Vor allem zwei Merkmale machen für mich das Prägnante dieser Akkordfolge aus:

  1. Die Tatsache, dass der zweite Akkord in Dur statt in Moll steht (1 auf 2). Stünde der zweite Akkord in Moll, würde der Wechsel deutlich glatter und gewöhnlicher wirken.
  2. Der Wechsel des Dur-Akkords (3) zu seiner eigenen Moll-Version (4). Der Wechsel des Tongeschlechts wirkt hier ungewohnt, weil man (zumindest ich) im Pop nach zwei oder vier Takten eher einen Wechsel des ganzen Akkords erwartet, und nicht nur eine Verschiebung von Dur zu Moll.

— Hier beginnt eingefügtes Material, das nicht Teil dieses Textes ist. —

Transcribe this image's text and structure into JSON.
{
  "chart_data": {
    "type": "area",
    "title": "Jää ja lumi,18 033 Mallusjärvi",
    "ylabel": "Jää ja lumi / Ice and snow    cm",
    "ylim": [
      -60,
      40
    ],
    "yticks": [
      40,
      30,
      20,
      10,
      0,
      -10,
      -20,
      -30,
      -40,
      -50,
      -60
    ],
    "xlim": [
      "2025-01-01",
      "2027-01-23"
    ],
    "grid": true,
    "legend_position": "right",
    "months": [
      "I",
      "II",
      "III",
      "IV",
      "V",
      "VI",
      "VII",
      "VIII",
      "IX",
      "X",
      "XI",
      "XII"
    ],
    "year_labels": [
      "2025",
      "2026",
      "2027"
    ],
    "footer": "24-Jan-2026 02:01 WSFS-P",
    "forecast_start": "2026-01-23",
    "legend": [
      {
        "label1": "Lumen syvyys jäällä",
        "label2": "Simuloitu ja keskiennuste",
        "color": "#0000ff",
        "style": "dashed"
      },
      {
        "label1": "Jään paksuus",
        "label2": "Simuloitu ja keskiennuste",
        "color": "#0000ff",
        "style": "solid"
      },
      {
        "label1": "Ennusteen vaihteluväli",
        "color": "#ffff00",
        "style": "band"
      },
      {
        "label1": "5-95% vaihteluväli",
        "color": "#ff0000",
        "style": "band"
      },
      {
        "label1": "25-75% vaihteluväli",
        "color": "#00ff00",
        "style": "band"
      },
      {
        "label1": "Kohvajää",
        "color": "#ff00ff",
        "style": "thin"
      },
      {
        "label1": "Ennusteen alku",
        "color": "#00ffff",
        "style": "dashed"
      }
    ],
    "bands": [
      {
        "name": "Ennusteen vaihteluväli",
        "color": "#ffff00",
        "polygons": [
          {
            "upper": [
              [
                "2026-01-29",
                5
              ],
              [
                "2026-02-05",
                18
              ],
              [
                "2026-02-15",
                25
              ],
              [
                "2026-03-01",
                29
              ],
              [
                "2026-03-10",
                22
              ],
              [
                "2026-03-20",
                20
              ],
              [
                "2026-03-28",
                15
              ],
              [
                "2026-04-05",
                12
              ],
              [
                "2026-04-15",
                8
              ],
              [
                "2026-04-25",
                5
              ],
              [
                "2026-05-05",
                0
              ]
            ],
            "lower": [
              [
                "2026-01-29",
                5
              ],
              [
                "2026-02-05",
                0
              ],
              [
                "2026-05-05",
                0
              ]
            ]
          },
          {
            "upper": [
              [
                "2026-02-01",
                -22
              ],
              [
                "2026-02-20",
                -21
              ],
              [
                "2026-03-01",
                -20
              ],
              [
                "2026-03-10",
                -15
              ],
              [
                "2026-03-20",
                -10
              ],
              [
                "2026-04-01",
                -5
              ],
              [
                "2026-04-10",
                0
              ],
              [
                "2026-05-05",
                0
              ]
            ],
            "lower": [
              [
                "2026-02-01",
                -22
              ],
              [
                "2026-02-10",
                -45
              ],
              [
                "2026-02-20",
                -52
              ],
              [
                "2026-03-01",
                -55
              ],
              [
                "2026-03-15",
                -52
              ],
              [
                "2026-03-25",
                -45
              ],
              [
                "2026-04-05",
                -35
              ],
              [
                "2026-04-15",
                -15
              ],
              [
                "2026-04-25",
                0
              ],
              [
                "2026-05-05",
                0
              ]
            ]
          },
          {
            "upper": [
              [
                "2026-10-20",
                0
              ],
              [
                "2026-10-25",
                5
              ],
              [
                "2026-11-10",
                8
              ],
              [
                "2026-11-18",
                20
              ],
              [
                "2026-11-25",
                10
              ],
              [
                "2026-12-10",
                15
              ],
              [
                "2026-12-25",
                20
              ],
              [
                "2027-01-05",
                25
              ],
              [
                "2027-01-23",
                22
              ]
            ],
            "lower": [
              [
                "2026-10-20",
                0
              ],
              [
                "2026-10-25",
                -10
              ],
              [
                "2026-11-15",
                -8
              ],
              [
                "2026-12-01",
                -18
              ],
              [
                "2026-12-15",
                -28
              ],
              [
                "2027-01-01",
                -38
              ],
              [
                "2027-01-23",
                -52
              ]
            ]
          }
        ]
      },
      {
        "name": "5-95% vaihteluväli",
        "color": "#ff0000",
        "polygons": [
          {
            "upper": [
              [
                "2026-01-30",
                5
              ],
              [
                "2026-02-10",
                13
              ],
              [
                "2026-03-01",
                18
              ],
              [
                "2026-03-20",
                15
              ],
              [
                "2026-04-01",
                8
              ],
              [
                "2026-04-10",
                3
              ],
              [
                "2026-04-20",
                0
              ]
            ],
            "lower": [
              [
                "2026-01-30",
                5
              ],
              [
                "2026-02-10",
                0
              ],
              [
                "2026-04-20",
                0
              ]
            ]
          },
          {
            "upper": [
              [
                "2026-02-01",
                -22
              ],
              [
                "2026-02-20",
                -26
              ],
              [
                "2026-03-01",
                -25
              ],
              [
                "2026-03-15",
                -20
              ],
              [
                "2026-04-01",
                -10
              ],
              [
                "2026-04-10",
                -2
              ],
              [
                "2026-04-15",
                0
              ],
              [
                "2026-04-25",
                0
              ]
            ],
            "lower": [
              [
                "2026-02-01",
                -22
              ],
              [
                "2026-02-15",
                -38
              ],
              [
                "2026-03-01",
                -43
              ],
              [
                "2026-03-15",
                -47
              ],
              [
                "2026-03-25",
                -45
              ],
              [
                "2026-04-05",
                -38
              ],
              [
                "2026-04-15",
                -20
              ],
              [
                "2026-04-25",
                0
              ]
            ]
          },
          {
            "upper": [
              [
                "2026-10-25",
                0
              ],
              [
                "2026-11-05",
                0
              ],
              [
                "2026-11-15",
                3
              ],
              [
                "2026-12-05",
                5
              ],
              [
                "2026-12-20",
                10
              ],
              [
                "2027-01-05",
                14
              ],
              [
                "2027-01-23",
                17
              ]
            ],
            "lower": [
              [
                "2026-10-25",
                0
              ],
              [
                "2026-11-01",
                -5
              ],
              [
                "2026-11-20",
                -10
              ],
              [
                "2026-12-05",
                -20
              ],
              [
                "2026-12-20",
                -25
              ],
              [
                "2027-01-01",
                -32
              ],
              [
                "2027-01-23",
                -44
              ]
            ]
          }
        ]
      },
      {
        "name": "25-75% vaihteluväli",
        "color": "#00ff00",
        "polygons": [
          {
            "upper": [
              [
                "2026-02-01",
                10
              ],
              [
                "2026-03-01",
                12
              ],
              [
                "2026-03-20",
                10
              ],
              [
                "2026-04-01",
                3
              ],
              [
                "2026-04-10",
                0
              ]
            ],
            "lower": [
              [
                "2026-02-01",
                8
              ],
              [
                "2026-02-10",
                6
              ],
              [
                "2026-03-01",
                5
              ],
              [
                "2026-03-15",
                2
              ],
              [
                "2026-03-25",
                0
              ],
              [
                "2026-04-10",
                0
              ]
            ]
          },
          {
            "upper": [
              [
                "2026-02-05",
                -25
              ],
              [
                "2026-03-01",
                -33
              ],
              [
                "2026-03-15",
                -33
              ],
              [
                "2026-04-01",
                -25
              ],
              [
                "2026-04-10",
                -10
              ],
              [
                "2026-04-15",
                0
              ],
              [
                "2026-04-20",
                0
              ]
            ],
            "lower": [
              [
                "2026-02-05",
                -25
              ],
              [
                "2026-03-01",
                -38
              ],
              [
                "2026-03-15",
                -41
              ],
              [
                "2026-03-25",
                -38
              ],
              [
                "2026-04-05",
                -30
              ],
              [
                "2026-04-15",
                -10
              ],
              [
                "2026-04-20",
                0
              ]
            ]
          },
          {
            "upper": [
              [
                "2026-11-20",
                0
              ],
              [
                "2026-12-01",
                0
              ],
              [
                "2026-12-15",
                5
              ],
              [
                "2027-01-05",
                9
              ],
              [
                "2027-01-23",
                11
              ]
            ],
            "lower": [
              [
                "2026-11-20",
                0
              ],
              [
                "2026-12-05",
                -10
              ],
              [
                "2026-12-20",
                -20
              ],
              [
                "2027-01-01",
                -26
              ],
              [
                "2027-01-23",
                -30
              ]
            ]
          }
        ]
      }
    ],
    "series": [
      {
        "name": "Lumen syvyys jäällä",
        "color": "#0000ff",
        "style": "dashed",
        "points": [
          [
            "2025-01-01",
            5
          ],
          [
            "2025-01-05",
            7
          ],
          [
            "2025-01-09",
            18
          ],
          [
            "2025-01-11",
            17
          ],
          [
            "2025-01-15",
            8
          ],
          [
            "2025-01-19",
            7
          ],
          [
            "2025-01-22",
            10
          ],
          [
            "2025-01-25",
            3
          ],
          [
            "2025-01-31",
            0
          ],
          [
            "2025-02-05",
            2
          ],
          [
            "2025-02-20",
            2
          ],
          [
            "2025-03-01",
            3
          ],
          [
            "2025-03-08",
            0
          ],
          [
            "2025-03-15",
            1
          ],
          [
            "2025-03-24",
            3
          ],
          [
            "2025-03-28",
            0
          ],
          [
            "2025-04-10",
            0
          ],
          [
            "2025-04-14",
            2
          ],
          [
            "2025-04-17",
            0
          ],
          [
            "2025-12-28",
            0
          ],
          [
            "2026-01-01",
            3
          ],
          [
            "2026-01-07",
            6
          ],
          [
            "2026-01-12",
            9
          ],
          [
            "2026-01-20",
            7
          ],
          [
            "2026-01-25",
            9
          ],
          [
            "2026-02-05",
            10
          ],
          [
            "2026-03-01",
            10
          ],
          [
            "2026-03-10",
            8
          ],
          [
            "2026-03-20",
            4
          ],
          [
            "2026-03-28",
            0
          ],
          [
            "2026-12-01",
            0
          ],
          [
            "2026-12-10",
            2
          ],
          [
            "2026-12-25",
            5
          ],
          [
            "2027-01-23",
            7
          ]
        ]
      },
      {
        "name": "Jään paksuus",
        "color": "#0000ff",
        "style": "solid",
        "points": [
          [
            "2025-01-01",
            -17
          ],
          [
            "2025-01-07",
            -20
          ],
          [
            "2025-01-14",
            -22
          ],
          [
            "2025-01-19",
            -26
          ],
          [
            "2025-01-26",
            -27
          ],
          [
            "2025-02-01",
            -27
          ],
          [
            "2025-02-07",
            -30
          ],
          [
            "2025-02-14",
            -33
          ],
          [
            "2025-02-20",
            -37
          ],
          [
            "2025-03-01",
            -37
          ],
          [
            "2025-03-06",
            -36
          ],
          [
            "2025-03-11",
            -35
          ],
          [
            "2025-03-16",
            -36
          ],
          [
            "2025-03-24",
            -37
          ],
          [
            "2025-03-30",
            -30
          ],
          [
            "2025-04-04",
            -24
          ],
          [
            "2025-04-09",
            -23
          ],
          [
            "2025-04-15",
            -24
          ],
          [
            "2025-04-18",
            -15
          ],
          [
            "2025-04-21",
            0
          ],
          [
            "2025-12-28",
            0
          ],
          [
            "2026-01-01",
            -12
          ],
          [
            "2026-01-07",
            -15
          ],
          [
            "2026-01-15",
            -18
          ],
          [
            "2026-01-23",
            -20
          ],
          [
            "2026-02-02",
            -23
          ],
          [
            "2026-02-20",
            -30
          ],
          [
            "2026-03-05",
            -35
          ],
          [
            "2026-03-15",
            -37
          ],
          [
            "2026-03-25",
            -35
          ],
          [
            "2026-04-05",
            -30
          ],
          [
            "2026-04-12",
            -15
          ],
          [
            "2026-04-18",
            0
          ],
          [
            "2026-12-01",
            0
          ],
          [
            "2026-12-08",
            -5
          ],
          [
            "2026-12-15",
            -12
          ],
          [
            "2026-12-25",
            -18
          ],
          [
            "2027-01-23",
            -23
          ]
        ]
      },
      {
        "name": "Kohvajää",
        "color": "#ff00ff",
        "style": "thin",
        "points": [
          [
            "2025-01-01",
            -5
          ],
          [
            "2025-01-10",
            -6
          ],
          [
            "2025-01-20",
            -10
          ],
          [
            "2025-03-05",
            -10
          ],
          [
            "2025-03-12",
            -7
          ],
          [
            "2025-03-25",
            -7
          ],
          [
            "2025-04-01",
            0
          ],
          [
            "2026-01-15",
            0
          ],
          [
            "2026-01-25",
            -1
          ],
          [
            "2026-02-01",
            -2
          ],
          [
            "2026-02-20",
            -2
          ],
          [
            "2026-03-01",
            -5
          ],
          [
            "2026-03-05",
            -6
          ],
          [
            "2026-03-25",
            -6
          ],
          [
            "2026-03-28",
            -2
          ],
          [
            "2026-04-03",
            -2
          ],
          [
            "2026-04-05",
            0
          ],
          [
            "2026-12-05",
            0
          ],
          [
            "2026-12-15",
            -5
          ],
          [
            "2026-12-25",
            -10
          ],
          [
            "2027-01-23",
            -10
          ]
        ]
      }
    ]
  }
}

Diese – eben sehr markante – Akkordfolge taucht 1:1 in der Strophe des Lana Del Rey-Songs “Get Free” (2017) auf (0:04-1:24 und 2:07-3:22). Vier mal hintereinander und diesmal in B-Dur (B – D – Es – es; aber die Tonart spielt keine Rolle, denn die relativen Verhältnisse zwischen den Akkorden sind die gleichen):

 

Nun wurde Radiohead selbst einmal vorgeworfen, geklaut zu haben. Die Songschreiber Albert Hammond und Mike Hazlewood fanden Elemente ihres Songs “The Air That I Breathe”, den die Band The Hollies 1974 bekannt machte, in “Creep” wieder. Es folgte eine außergerichtliche Einigung; die Songwriter erhielten als Co-Autoren Anteile der Tantiemen des Songs. Auch hier ging es vor allem um die besagte Akkordfolge, diesmal in C-Dur (C – E – F – f; zu hören 0:15-0:58, 1:22-1:39 und 2:32-2:52)

 

Doch der Grad der Entsprechung unterscheidet sich. Bei The Hollies taucht die Akkordfolge in der Strophe zweimal auf, dann geht es aber jeweils anders weiter. Außerdem werden die Akkorde unterschiedlich lang gespielt: die Akkorde 3 und 4 werden jeweils nur halb so lang ausgehalten wie die Akkorde 1 und 2. Die Akkordfolge ist also nur ein Element eines insgesamt abwechslungsreichen Songs.

Radiohead haben es dann in “Creep” gerade zum Prinzip gemacht, diese prägnante Akkordfolge den kompletten Song über, in Strophe und Refrain, durchzuziehen. Damit haben sie wiederum einen eigenständigen und einprägsamen Song geschaffen.

Lana Del Rey setzt in “Get Free” die Akkordfolge in der Strophe genauso ein wie Radiohead in “Creep”: gleiche Akkordfolge; alle vier Akkorde gleich lang ausgehalten. (Auch melodisch gibt es starke Ähnlichkeiten, die ich jetzt mal außen vor gelassen habe.) Der Refrain hebt sich zwar stark ab und lässt keinerlei Ähnlichkeit mit “Creep” erkennen. Doch ist die Akkordfolge in der Strophe so offensichtlich die gleiche, dass es schwer fällt, an Zufall zu glauben.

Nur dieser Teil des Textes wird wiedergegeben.